Carly Rae Jepsen, whose Call Me Maybe topped charts around the globe, was 17 when she moved here in 2004 to spend a year at the Canadian College of Performing Arts. “I spent the year training nonstop,” she told the TC’s Mike Devlin. “You couldn’t keep me away from it. I loved it.” She still remembers the cheesecake at Pagliacci’s.

17) THE END OF SEX

Editorialists thundered and morally indignant Victorians picketed when Red Hot Video opened in 1982. Yet when the tired little Douglas Street porn store slipped away this summer, the neon Hot Video sign (the word Red had burned out years ago) above the blacked-out windows flickering its last, few noticed.

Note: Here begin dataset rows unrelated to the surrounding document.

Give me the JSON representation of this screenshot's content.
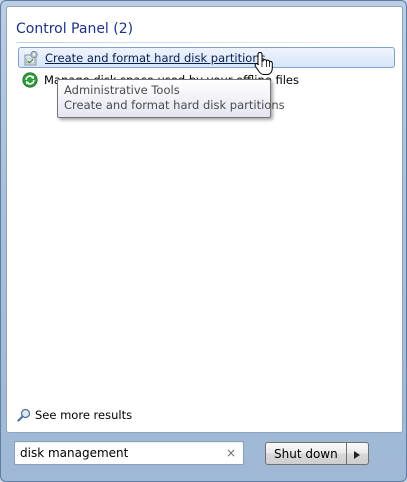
{
  "results": {
    "group_header": "Control Panel (2)",
    "items": [
      {
        "label": "Create and format hard disk partitions",
        "icon": "admin-tools-icon"
      },
      {
        "label": "Manage disk space used by your offline files",
        "icon": "sync-center-icon"
      }
    ],
    "tooltip": {
      "line1": "Administrative Tools",
      "line2": "Create and format hard disk partitions"
    },
    "see_more": "See more results"
  },
  "search": {
    "value": "disk management",
    "clear_icon": "×"
  },
  "power": {
    "shutdown_label": "Shut down",
    "arrow_icon": "chevron-right-icon"
  },
  "colors": {
    "header_text": "#1e3287",
    "selection_border": "#7da2ce",
    "frame": "#a9c0da"
  }
}
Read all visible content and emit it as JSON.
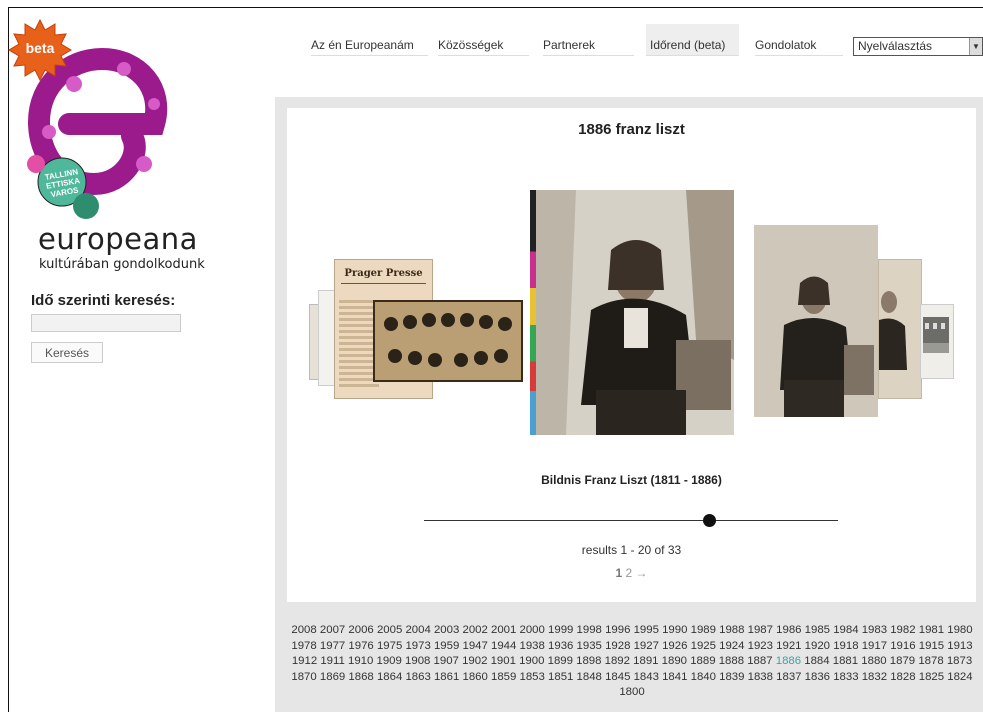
{
  "brand": {
    "badge": "beta",
    "name": "europeana",
    "tagline": "kultúrában gondolkodunk",
    "logo_text": [
      "TALLINN",
      "ETTISKA",
      "VAROS"
    ],
    "colors": {
      "logo": "#9b1a8c",
      "badge": "#e8611a"
    }
  },
  "search": {
    "label": "Idő szerinti keresés:",
    "input_value": "",
    "button_label": "Keresés"
  },
  "nav": {
    "items": [
      {
        "label": "Az én Europeanám"
      },
      {
        "label": "Közösségek"
      },
      {
        "label": "Partnerek"
      },
      {
        "label": "Időrend (beta)"
      },
      {
        "label": "Gondolatok"
      }
    ],
    "language_select": "Nyelválasztás"
  },
  "gallery": {
    "title": "1886 franz liszt",
    "newspaper_headline": "Prager Presse",
    "caption": "Bildnis Franz Liszt (1811 - 1886)",
    "results": "results 1 - 20 of 33",
    "pages": [
      "1",
      "2"
    ],
    "next": "→",
    "slider_position": 0.69
  },
  "years": {
    "current": "1886",
    "list": [
      "2008",
      "2007",
      "2006",
      "2005",
      "2004",
      "2003",
      "2002",
      "2001",
      "2000",
      "1999",
      "1998",
      "1996",
      "1995",
      "1990",
      "1989",
      "1988",
      "1987",
      "1986",
      "1985",
      "1984",
      "1983",
      "1982",
      "1981",
      "1980",
      "1978",
      "1977",
      "1976",
      "1975",
      "1973",
      "1959",
      "1947",
      "1944",
      "1938",
      "1936",
      "1935",
      "1928",
      "1927",
      "1926",
      "1925",
      "1924",
      "1923",
      "1921",
      "1920",
      "1918",
      "1917",
      "1916",
      "1915",
      "1913",
      "1912",
      "1911",
      "1910",
      "1909",
      "1908",
      "1907",
      "1902",
      "1901",
      "1900",
      "1899",
      "1898",
      "1892",
      "1891",
      "1890",
      "1889",
      "1888",
      "1887",
      "1886",
      "1884",
      "1881",
      "1880",
      "1879",
      "1878",
      "1873",
      "1870",
      "1869",
      "1868",
      "1864",
      "1863",
      "1861",
      "1860",
      "1859",
      "1853",
      "1851",
      "1848",
      "1845",
      "1843",
      "1841",
      "1840",
      "1839",
      "1838",
      "1837",
      "1836",
      "1833",
      "1832",
      "1828",
      "1825",
      "1824",
      "1800"
    ]
  }
}
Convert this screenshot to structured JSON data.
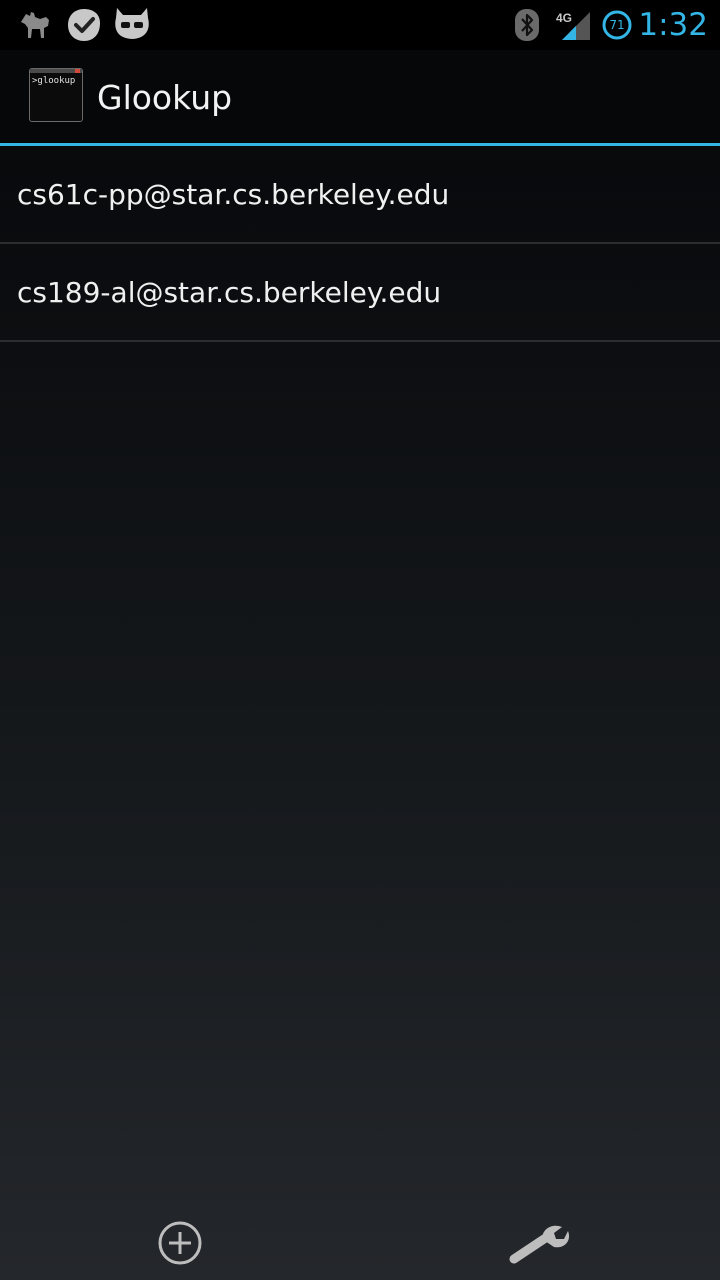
{
  "status_bar": {
    "time": "1:32",
    "battery_level": "71",
    "network_type": "4G",
    "notification_icons": [
      "camel-icon",
      "check-badge-icon",
      "cyanogen-mascot-icon"
    ],
    "system_icons": [
      "bluetooth-icon",
      "signal-icon",
      "battery-icon"
    ],
    "accent_color": "#33b5e5"
  },
  "action_bar": {
    "app_icon_text": ">glookup",
    "title": "Glookup",
    "divider_color": "#33b5e5"
  },
  "accounts": [
    {
      "label": "cs61c-pp@star.cs.berkeley.edu"
    },
    {
      "label": "cs189-al@star.cs.berkeley.edu"
    }
  ],
  "bottom_actions": [
    {
      "icon": "add-circle-icon"
    },
    {
      "icon": "wrench-icon"
    }
  ]
}
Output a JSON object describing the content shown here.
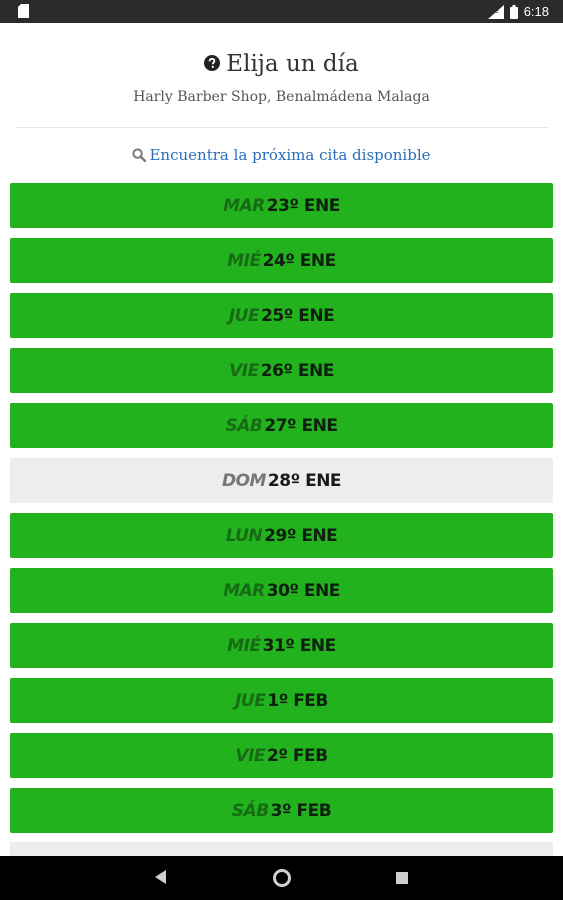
{
  "status_bar": {
    "time": "6:18",
    "icons": [
      "sd-card-icon",
      "signal-icon",
      "battery-icon"
    ]
  },
  "header": {
    "title": "Elija un día",
    "title_icon": "help-circle-icon",
    "subtitle": "Harly Barber Shop, Benalmádena Malaga"
  },
  "find_next": {
    "label": "Encuentra la próxima cita disponible",
    "icon": "search-icon"
  },
  "days": [
    {
      "dow": "MAR",
      "date": "23º ENE",
      "available": true
    },
    {
      "dow": "MIÉ",
      "date": "24º ENE",
      "available": true
    },
    {
      "dow": "JUE",
      "date": "25º ENE",
      "available": true
    },
    {
      "dow": "VIE",
      "date": "26º ENE",
      "available": true
    },
    {
      "dow": "SÁB",
      "date": "27º ENE",
      "available": true
    },
    {
      "dow": "DOM",
      "date": "28º ENE",
      "available": false
    },
    {
      "dow": "LUN",
      "date": "29º ENE",
      "available": true
    },
    {
      "dow": "MAR",
      "date": "30º ENE",
      "available": true
    },
    {
      "dow": "MIÉ",
      "date": "31º ENE",
      "available": true
    },
    {
      "dow": "JUE",
      "date": "1º FEB",
      "available": true
    },
    {
      "dow": "VIE",
      "date": "2º FEB",
      "available": true
    },
    {
      "dow": "SÁB",
      "date": "3º FEB",
      "available": true
    }
  ],
  "colors": {
    "available": "#22b21e",
    "unavailable": "#ededed",
    "link": "#2a6ebb"
  },
  "nav_bar": {
    "buttons": [
      "back-icon",
      "home-icon",
      "recents-icon"
    ]
  }
}
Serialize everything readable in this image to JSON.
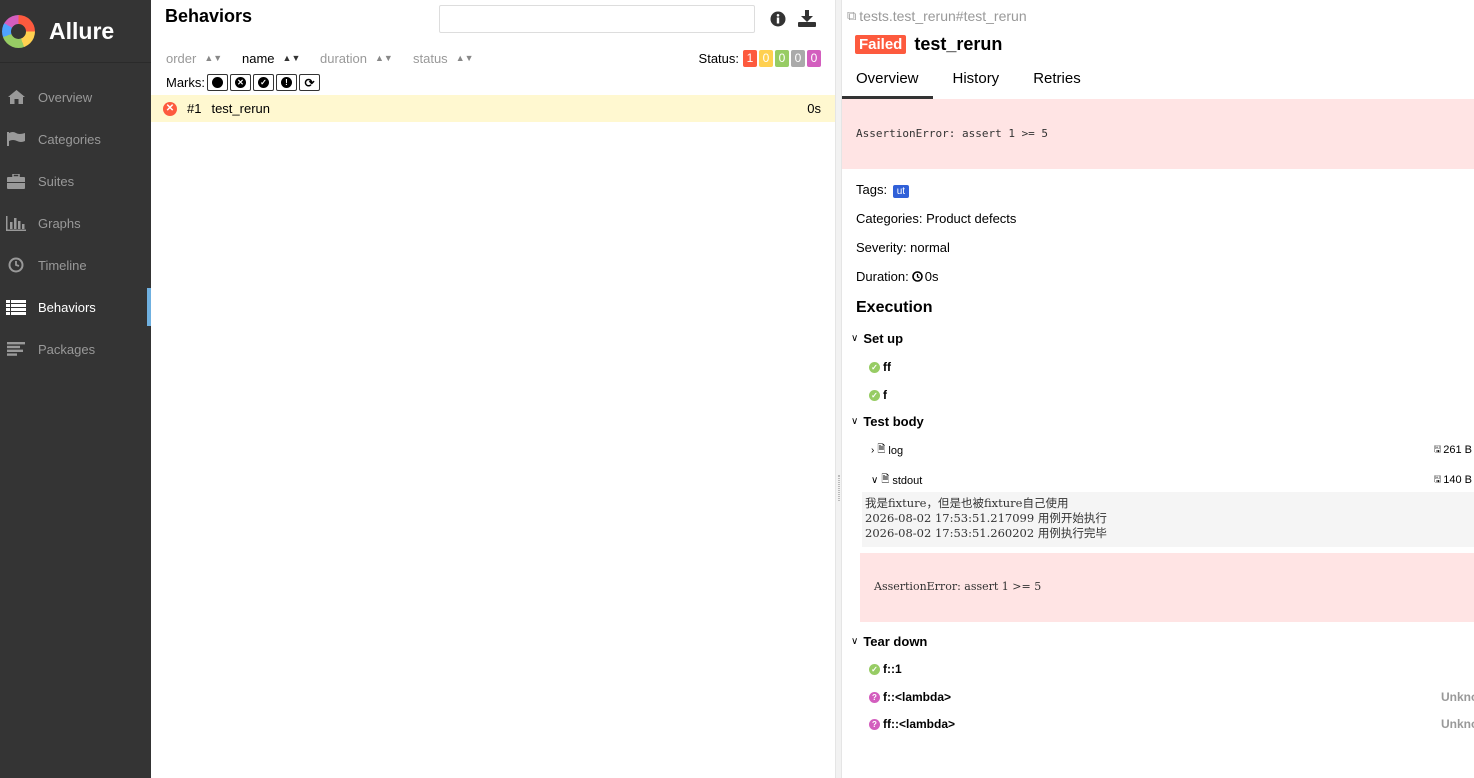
{
  "brand": {
    "name": "Allure"
  },
  "sidebar": {
    "items": [
      {
        "label": "Overview",
        "icon": "home-icon"
      },
      {
        "label": "Categories",
        "icon": "flag-icon"
      },
      {
        "label": "Suites",
        "icon": "briefcase-icon"
      },
      {
        "label": "Graphs",
        "icon": "bar-chart-icon"
      },
      {
        "label": "Timeline",
        "icon": "clock-icon"
      },
      {
        "label": "Behaviors",
        "icon": "list-icon",
        "active": true
      },
      {
        "label": "Packages",
        "icon": "align-left-icon"
      }
    ]
  },
  "behaviors": {
    "title": "Behaviors",
    "search": {
      "placeholder": "",
      "value": ""
    },
    "sort": {
      "order": "order",
      "name": "name",
      "duration": "duration",
      "status": "status"
    },
    "status_label": "Status:",
    "status_counts": [
      {
        "value": "1",
        "color": "#fd5a3e",
        "status": "failed"
      },
      {
        "value": "0",
        "color": "#ffd050",
        "status": "broken"
      },
      {
        "value": "0",
        "color": "#97cc64",
        "status": "passed"
      },
      {
        "value": "0",
        "color": "#aaaaaa",
        "status": "skipped"
      },
      {
        "value": "0",
        "color": "#d35ebe",
        "status": "unknown"
      }
    ],
    "marks_label": "Marks:",
    "rows": [
      {
        "num": "#1",
        "name": "test_rerun",
        "duration": "0s",
        "status": "failed"
      }
    ]
  },
  "test": {
    "path": "tests.test_rerun#test_rerun",
    "status_label": "Failed",
    "title": "test_rerun",
    "tabs": [
      "Overview",
      "History",
      "Retries"
    ],
    "error": "AssertionError: assert 1 >= 5",
    "tags_label": "Tags:",
    "tags": [
      "ut"
    ],
    "categories": "Categories: Product defects",
    "severity": "Severity: normal",
    "duration_label": "Duration:",
    "duration": "0s",
    "execution_title": "Execution",
    "setup": {
      "title": "Set up",
      "steps": [
        "ff",
        "f"
      ]
    },
    "body": {
      "title": "Test body",
      "attachments": [
        {
          "name": "log",
          "size": "261 B"
        },
        {
          "name": "stdout",
          "size": "140 B"
        }
      ],
      "stdout": "我是fixture，但是也被fixture自己使用\n2026-08-02 17:53:51.217099 用例开始执行\n2026-08-02 17:53:51.260202 用例执行完毕",
      "error": "AssertionError: assert 1 >= 5"
    },
    "teardown": {
      "title": "Tear down",
      "steps": [
        {
          "name": "f::1",
          "status": "passed"
        },
        {
          "name": "f::<lambda>",
          "status": "unknown",
          "label": "Unkno"
        },
        {
          "name": "ff::<lambda>",
          "status": "unknown",
          "label": "Unkno"
        }
      ]
    }
  }
}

In June, Langford neighbours forced Ma Miller’s pub to back away from plans to bring in exotic dancers. That leaves Victoria, a city that once boasted such peeler bars as the Icehouse, the Brass Rail, the Sherwood, Oly’s and the Kings Hotel (“Home of the A-Class Dancers”) with just two strip joints, the Fox and Monty’s.

Either Victorians have become monks, or this Internet thing is catching on.

18) GOODBYE, SIMON

It wasn’t the way Simon Whitfield imagined ending his Olympic career, crashing and breaking his collarbone. Never mind, Canada’s flagbearer in London leaves with gold and silver triathlon medals and a reputation as one of Canada’s greatest true Olympians. Vancouver Island produced 48 summer Olympians this year, a whopping 15 per cent of Canada’s team. Freestyle swimmer Ryan Cochrane won silver, as did the Elk Lake-based men’s eight rowing team. Bronze medallists included track cyclist Gillian Carleton and open-water swimmer Richard Weinberger.

19) GOODBYE, HERMAN

In a year in which we lost the likes of Nora Ephron, Neil Armstrong and Davy Jones of The Monkees fame (and went way over the top in covering the death of Whitney Houston) it almost slipped by when 75-year-old Jim Unger, whose single-panel Herman cartoons once appeared in 600 newspapers in 25 countries, died here in May. A onetime London bobby, Unger drew Herman for two decades, first in Canada, then the Bahamas, before retiring to Saanich a decade ago.

20) THE MICHENER

We won. OK, some of us only won vicariously. But Lindsay Kines, Les Leyne, Jody Paterson, Paul Willcocks, Adrian Lam and Lyle Stafford earned the Times Colonist the Michener Award for public-service journalism. Their reporting on the B.C. government’s treatment of people with developmental disabilities brought the newspaper the greatest honour in Canadian journalism. Good for them.